The words of a beautiful song keep playing through my mind today...."When I am down, and oh, my soul so weary. When troubles come, and my heart burdened be. Then I am still, and wait here in the silence. Til you come, and sit awhile with me. You raise me up, so I can stand on mountains. You raise me up, to walk on stormy seas. I am strong, when I am on your shoulders. You raise me up, to more then I can be."
I am trying to give myself hope that I will be lifted up, feel like more then I can be...but in reality, I am still waiting in the silence. It's Ryan I want to come and sit with me, and the reality of him being gone, leads to perpetual sadness within.

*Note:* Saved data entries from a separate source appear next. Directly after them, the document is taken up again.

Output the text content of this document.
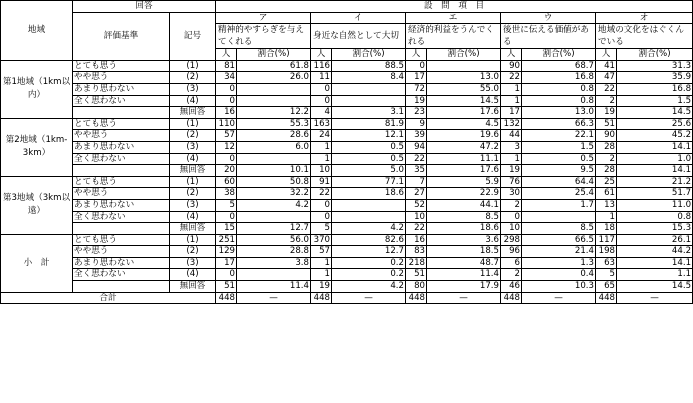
地域	回答		設　問　項　目									
	評価基準	記号	ア		イ		エ		ウ		オ	
			精神的やすらぎを与えてくれる		身近な自然として大切		経済的利益をうんでくれる		後世に伝える価値がある		地域の文化をはぐくんでいる	
			人	割合(%)	人	割合(%)	人	割合(%)	人	割合(%)	人	割合(%)
第1地域（1km以内）	とても思う	(1)	81	61.8	116	88.5	0		90	68.7	41	31.3
	やや思う	(2)	34	26.0	11	8.4	17	13.0	22	16.8	47	35.9
	あまり思わない	(3)	0		0		72	55.0	1	0.8	22	16.8
	全く思わない	(4)	0		0		19	14.5	1	0.8	2	1.5
		無回答	16	12.2	4	3.1	23	17.6	17	13.0	19	14.5
第2地域（1km-3km）	とても思う	(1)	110	55.3	163	81.9	9	4.5	132	66.3	51	25.6
	やや思う	(2)	57	28.6	24	12.1	39	19.6	44	22.1	90	45.2
	あまり思わない	(3)	12	6.0	1	0.5	94	47.2	3	1.5	28	14.1
	全く思わない	(4)	0		1	0.5	22	11.1	1	0.5	2	1.0
		無回答	20	10.1	10	5.0	35	17.6	19	9.5	28	14.1
第3地域（3km以遠）	とても思う	(1)	60	50.8	91	77.1	7	5.9	76	64.4	25	21.2
	やや思う	(2)	38	32.2	22	18.6	27	22.9	30	25.4	61	51.7
	あまり思わない	(3)	5	4.2	0		52	44.1	2	1.7	13	11.0
	全く思わない	(4)	0		0		10	8.5	0		1	0.8
		無回答	15	12.7	5	4.2	22	18.6	10	8.5	18	15.3
小　計	とても思う	(1)	251	56.0	370	82.6	16	3.6	298	66.5	117	26.1
	やや思う	(2)	129	28.8	57	12.7	83	18.5	96	21.4	198	44.2
	あまり思わない	(3)	17	3.8	1	0.2	218	48.7	6	1.3	63	14.1
	全く思わない	(4)	0		1	0.2	51	11.4	2	0.4	5	1.1
		無回答	51	11.4	19	4.2	80	17.9	46	10.3	65	14.5
合計			448	—	448	—	448	—	448	—	448	—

When I go to bed at night, he is all that fills my heart. I lay there, sometimes for hours, thinking about him and wondering if I'll hear him walk down the hallway. When I awaken, the first thing I think about is Ryan, wondering if I will ever wake from this nightmare. Throughout the day, Ryan is always with me. In those moments when I feel brave enough, I let just a little bit of the reality that he's gone into my heart, and in that moment, I am instantly flooded with tears of anguish. To protect myself, I put walls up immediately. I can only take this in very small amounts at a time. This is all I can endure.
God took my baby, He knew how deeply I loved Ryan, the pain this would cause, but He took him anyway. I will never understand the reason. I hope one day I can make something good come out of this tragedy, but never will I understand why. I look at myself...the fairly serious health issues I have, and I wonder...why didn't God take me? I'm 50 and at least I have had a chance to live. I have lived long enough to have dreams, and the experience of chasing after them. I have felt complete joy, and gut wrenching heartache. I have lived. Ryan...he was only 16 and his life was just beginning. He was a few weeks shy of getting his driver's license, something he was so excited about. He will never go to a prom. He will never celebrate his High School Graduation. He will never Skydive. He will never go to college and persue whatever his dream was to become. He will never graduate from college and know the indescribable feeling of "I DID IT!" He will never travel to other countries. He will never experience the complete happiness of looking into someone's eyes and saying, "I do." He will never have children to love the way he was loved as a child. He will never feel the joy of seeing his mom hold his child for the very first time. Is a mother ever suppose to accept or understand this? If so, how?
I know I should focus on what he did do, and perhaps one day I will. God knows he did more good, understood more about real love in his short 16 years, then many adults ever accomplish or understand in their lifetime. He knew what loving meant, how God says it should be, and he lived it. I am extremely proud of him, and so incredibly grateful that God gave Ryan to me. He allowed me to be the mother who would love Ryan like no other could. That I was chosen, to love and nurture this unbelievably special child, was one of God's greatest gifts to me. But at this moment in time, my heart aches to hold him again, to hear his voice, to see his smile, and for all he will never experience in this life. And in my perpetual sadness all I can ask is....why my Ryan, Why?